You get the gift of exercising choice. To choose love. To choose joy. To choose forgiveness. To choose compassion. To choose kindness. To choose to see the good. To choose to grow. To choose to let go of perfection, judgement, shame, guilt.
... And here's that last thing I want to say about parenting. Once you become a parent, this is it for life. It's not like any other relationship where you can "walk away"....and so in knowing this - Do you commit to master it? Do you see it as a gift and a privilege, or is it more a "tick-in-the-box".... and how does this make you feel?
What's the impact of this feeling and how it feeds into your ecosystem called life?
Parenting can be an awareness tool to inform how we live and how we love.
When I am short with Avery, when I don't have patience with him - that's an indication I am out of alignment within myself, and most probably, there's something within me that I'm frustrated by or feeling a lack of control.

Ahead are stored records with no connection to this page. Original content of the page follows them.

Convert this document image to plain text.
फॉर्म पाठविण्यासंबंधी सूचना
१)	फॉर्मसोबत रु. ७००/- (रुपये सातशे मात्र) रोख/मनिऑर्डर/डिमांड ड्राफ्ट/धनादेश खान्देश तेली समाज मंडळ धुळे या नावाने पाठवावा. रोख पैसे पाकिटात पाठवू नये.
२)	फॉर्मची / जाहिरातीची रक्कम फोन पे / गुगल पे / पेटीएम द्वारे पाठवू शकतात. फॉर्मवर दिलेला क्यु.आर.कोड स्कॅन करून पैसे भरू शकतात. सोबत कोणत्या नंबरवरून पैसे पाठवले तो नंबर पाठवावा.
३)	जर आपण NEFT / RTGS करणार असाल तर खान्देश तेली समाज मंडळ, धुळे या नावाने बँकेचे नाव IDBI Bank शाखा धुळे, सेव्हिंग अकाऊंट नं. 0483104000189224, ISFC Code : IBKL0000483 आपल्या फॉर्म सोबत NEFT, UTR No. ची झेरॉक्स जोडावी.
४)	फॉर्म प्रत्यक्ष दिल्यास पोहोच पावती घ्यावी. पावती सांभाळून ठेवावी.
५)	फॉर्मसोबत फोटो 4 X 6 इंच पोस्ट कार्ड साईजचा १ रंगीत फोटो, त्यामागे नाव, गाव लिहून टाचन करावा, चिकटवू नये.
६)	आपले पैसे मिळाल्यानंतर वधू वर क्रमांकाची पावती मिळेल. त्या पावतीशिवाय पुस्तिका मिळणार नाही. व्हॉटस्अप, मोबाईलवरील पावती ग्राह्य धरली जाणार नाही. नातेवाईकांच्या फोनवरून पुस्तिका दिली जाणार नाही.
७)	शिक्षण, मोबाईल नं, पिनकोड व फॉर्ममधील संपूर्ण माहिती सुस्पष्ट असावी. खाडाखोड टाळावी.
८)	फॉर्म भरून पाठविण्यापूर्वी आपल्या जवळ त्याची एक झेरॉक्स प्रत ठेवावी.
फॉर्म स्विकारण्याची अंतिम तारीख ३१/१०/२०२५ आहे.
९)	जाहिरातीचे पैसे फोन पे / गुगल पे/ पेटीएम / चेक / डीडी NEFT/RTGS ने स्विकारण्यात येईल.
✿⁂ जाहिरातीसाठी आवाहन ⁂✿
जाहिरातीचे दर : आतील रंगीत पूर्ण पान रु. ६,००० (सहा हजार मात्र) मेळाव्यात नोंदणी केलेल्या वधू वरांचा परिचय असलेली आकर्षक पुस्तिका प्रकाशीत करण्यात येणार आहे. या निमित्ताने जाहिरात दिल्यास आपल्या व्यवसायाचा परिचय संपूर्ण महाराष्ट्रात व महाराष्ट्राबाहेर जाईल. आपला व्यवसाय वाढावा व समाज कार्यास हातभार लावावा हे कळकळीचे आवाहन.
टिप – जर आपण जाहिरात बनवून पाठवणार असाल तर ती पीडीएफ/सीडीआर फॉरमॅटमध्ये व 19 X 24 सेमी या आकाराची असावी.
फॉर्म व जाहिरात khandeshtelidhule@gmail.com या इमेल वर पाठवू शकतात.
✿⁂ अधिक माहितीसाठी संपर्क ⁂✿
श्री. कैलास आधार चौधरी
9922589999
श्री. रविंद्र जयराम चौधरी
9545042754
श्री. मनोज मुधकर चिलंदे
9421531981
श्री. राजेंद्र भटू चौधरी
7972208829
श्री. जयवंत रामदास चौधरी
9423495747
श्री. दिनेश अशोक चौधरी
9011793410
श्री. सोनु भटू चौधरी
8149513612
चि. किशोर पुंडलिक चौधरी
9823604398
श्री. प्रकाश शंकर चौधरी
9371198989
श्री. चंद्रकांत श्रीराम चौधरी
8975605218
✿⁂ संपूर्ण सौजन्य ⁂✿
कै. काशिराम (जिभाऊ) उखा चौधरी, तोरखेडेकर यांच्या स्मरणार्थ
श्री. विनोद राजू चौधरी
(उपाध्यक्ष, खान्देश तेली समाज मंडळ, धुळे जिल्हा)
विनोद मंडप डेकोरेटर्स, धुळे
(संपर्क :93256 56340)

If I'm triggered by Avery in terms of time "we need to rush to get somewhere" - I've either over-committed myself or am focused on what someone else thinks of me or the fear of being judged.
If I'm yelling, sighing, trying to control a circumstance with Avery, or about to get angry - I know, mind, body, and spirit are in Fear.
My experience with Avery is the barometer of whether I'm living in Fear or Love.
Is perfectionism and obligation at the wheel OR is joy and play in the driver's seat? Only one state of consciousness can ever be running the show at the moment. Love or Fear. This is in our power.
We would never want to hurt the ones we love - and we are at our best when we are loving.
We are most loving - when we are inspired and in love with ourselves and in life.
Think about it - in those testing moments of parenting, if you were inspired by who you are and if you were so in love with life, how would you show up differently? How would you choose to act from Love when your child is in Fear mode?
If you're in a loving state - would you react, or would you have the mastery and awareness in choosing your words and actions?
....Btw... Being loving isn't being permissive. Love gives you clarity on what truly matters and gives you the courage to stand in discomfort and expand.
When we are permissive - we are in Fear mode. Fear of the loss of love from our child, fear of them crying and being upset, fear of sitting with their discomfort.
This isn't about a pursuit of perfection or a life free from challenges. Far from it. Perfection is FEAR.
This is knowing that we are on an adventure called life - and that the experience is OURS to craft.
With 97 days left of 2019 - how did you want to close the year? How do you want to live the remaining days of 2019 - and how are you going to show up with love?
Remember, we are at our best when we are loving. Love manifests itself as inspiration, joy, clarity, power, and a deep respect and connection to our being.
You can start where you are. Use your experience of parenting as a reflection point. What mirror is your child holding up? What awareness is asking to come out of the shadows and into the light?
...and how would it feel, to be so in love with life and with who you are?
When you love life, life loves you back.
I'm sending you lots of love... and let's flood the remaining days of 2019 with Love.